Pikant: Ohne dieses Urteil wären der TSV Harthausen als Spitzenreiter in den letzten Spieltag gegangen. Die Nerven beim TSVH lagen endgültig blank, als der Bezirk Neckar/Fils einen Einspruch der Filderstädter ablehnte. TSVH-Abteilungsleiter Wolfram Bunz („von uns wird es keine Glückwünsche an Plochingen geben, lieber soll mir die Hand abfaulen“) tobte. Der Fairplay-Gedanke werde von den Plochingern, die die Sache ins Rollen brachten, mit Füßen getreten. In den sozialen Netzwerken ruderte der Harthausener Fußball-Boss am Samstagabend allerdings zurück. Auf der Homepage des FV Plochingen schlug Bunz („ich möchte daher an dieser Stelle unseren Respekt und Hochachtung für die Leistung Eurer Mannschaft ausdrücken“) versöhnliche Töne an. Der TSV Harthausen duelliert sich nun im Relegationshalbfinale kommenden Freitag in Oberboihingen mit dem Bezirksligisten FTSV Kuchen.

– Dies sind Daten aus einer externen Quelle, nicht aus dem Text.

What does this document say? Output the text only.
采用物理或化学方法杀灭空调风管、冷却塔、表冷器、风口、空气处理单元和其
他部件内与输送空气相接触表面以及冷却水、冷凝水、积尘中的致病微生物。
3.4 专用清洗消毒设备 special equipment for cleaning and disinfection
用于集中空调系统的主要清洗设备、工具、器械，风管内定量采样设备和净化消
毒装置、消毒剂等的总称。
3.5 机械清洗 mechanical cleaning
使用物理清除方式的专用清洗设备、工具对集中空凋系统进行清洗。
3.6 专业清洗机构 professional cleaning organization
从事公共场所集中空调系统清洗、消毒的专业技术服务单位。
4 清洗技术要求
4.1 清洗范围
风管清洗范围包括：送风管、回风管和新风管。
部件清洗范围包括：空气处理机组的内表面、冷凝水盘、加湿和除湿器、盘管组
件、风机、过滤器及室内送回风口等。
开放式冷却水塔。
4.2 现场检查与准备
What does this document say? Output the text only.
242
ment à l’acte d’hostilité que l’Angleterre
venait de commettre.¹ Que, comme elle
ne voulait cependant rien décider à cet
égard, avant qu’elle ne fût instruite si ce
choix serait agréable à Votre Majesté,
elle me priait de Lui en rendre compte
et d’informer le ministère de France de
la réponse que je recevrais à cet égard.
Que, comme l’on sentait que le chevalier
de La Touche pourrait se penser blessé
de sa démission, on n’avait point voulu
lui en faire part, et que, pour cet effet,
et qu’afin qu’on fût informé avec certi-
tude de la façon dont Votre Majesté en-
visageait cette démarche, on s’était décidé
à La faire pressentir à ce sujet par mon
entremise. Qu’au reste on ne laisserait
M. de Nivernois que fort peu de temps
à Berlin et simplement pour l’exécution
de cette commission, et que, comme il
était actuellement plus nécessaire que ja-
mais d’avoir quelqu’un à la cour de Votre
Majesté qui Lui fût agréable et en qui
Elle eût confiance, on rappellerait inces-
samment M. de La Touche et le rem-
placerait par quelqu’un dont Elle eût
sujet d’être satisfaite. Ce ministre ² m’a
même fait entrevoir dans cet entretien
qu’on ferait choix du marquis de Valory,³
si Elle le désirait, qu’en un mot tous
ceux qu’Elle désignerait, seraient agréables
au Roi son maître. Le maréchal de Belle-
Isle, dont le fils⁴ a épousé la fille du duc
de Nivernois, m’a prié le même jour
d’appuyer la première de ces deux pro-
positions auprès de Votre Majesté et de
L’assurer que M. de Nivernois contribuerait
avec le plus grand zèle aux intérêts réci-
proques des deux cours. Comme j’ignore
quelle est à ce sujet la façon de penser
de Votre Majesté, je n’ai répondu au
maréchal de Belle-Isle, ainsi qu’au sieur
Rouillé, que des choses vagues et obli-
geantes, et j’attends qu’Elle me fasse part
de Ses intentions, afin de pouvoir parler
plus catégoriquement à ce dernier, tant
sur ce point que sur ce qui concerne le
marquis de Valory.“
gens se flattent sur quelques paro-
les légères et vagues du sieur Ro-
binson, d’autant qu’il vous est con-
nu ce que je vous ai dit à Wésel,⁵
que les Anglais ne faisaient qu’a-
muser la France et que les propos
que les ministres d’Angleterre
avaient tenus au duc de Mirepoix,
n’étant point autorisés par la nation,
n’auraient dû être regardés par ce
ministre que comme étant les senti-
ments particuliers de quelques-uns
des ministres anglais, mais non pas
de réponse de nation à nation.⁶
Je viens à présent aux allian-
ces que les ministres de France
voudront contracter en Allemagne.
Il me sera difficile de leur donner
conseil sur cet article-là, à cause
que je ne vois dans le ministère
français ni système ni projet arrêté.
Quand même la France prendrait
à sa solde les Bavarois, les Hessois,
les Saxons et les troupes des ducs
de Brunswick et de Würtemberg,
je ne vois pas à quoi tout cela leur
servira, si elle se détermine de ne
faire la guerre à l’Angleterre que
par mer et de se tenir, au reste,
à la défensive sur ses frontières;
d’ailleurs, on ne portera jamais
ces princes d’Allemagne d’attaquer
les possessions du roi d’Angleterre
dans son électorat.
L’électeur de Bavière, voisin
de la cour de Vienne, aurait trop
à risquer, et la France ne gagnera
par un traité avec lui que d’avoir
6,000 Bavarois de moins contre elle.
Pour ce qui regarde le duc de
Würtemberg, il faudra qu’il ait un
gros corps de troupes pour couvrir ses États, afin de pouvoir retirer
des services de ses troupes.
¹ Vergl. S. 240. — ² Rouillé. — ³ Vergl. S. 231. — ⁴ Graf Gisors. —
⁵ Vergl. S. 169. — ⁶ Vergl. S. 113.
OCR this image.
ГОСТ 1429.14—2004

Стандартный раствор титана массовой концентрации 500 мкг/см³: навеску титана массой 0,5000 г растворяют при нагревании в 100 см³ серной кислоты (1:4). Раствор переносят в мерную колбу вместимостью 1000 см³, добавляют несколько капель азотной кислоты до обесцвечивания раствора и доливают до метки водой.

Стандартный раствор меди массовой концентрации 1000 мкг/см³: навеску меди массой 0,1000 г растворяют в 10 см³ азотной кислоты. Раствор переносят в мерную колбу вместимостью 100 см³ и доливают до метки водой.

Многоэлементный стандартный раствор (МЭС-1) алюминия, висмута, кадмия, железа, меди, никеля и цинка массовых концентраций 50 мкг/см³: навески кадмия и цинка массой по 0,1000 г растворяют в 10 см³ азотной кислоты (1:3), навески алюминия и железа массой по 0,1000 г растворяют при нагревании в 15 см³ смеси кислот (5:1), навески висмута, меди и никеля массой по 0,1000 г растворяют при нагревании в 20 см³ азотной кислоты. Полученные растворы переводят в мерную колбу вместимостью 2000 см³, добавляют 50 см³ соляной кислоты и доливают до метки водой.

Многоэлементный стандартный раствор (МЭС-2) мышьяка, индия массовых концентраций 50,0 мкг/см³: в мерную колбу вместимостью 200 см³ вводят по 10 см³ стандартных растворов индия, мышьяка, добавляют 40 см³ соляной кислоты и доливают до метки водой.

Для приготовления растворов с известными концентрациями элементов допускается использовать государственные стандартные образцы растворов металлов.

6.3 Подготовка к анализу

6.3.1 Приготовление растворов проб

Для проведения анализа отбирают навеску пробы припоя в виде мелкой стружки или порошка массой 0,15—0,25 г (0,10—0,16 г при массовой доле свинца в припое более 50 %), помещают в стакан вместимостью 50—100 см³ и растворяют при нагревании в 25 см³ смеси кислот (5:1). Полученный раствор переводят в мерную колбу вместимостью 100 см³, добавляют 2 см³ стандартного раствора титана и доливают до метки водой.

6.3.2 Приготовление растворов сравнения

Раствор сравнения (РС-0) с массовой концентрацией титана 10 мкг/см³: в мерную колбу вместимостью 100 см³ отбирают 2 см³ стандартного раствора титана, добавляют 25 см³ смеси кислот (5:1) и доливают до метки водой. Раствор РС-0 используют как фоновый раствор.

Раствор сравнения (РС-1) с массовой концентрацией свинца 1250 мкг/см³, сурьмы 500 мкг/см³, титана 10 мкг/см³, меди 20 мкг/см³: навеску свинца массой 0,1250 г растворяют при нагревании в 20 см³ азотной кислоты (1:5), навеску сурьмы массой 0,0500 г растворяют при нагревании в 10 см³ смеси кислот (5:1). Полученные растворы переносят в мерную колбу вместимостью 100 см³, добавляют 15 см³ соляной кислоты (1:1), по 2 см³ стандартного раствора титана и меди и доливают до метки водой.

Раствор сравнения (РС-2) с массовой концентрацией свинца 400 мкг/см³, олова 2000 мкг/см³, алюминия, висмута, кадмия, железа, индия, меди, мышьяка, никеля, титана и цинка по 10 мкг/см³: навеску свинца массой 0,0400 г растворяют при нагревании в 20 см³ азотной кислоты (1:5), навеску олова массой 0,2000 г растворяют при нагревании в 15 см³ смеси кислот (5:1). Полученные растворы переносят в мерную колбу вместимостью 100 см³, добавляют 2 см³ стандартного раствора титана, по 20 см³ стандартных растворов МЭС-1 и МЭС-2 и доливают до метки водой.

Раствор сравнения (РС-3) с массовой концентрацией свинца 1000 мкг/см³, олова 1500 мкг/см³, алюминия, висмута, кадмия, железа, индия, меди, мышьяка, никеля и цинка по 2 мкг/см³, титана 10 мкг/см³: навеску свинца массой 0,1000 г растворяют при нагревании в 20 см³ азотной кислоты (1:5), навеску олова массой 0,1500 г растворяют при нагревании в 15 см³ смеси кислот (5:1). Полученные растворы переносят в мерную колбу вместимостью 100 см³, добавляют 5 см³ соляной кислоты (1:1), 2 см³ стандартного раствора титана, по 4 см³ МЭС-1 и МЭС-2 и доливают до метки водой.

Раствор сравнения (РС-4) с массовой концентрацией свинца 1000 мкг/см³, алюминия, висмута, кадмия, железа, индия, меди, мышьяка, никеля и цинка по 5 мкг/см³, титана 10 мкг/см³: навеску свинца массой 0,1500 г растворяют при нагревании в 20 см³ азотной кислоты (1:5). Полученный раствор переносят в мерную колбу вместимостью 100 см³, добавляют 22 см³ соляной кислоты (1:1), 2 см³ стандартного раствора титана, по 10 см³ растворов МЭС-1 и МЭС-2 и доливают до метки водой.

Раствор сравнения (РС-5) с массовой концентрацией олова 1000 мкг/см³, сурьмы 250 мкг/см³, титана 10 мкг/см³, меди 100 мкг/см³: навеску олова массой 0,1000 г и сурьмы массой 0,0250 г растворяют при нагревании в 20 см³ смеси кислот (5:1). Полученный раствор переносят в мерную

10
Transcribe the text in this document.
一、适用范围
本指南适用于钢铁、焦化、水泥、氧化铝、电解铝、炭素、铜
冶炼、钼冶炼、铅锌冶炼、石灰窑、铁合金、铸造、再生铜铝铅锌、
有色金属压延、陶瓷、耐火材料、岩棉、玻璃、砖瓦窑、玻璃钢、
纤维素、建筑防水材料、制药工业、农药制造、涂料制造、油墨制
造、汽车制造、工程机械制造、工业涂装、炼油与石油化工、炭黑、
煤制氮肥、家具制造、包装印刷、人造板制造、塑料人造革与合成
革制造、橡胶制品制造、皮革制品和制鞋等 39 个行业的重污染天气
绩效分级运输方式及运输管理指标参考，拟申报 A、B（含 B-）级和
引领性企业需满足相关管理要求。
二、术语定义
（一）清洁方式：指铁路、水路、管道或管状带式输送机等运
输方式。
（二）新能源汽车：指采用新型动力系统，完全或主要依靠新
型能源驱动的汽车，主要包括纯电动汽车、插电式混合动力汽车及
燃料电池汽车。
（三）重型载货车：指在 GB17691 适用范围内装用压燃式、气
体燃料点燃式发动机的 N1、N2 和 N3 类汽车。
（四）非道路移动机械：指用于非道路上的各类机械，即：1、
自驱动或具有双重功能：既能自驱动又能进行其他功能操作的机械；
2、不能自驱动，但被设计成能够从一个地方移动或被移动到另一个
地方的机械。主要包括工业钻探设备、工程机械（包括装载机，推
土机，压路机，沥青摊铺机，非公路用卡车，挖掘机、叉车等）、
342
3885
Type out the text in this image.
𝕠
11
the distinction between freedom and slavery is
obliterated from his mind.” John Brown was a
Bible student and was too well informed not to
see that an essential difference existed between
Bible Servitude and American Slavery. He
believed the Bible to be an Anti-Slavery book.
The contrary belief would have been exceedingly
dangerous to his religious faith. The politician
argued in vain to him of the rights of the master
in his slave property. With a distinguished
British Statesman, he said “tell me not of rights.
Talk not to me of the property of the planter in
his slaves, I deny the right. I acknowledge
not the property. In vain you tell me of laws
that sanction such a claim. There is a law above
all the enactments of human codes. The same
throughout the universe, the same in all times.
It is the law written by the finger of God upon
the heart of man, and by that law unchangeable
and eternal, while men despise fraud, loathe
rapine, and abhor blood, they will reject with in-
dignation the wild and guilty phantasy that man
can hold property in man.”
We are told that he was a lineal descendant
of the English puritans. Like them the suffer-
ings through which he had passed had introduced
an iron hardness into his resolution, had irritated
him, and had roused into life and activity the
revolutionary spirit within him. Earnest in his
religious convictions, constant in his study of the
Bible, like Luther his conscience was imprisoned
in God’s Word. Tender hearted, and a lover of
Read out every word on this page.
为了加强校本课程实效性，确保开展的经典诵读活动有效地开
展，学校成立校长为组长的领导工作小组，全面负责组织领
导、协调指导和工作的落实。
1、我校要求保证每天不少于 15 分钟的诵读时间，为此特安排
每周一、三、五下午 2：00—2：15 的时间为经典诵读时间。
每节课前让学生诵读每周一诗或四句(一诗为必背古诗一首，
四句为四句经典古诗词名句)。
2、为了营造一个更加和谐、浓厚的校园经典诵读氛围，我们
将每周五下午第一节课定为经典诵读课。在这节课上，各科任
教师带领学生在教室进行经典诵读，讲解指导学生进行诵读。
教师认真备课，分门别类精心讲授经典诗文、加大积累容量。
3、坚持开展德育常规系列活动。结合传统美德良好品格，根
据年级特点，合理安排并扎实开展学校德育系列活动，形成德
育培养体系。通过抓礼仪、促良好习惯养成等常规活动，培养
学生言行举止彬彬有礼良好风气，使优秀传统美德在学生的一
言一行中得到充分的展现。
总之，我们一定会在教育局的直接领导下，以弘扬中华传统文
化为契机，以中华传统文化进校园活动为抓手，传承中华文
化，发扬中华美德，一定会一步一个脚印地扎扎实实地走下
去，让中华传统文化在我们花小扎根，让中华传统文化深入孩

Linsenhofen mit Fotofinish

In jene Relegation stieß am Samstag auch der TSV Grafenberg als A2-Vizemeister durch ein 6:0 gegen den TSV Jesingen vor. Das Team aus dem Landkreis Reutlingen bekommt es kommenden Samstag in Reudern mit dem FV Vorwärts Faurndau zu tun. In der Kreisliga B5 sicherte sich der TSV Linsenhofen am letzten Spieltag die Meisterschaft inklusive Direktaufstieg, begleitet Türkspor Nürtingen 73 (B4) und den TSV Weilheim II (B6) in die Kreisliga A. B6-Vize TG Kirchheim trifft im Relegationshalbfinale am kommenden Donnerstag in Großbettlingen auf den TSV Raindwangen.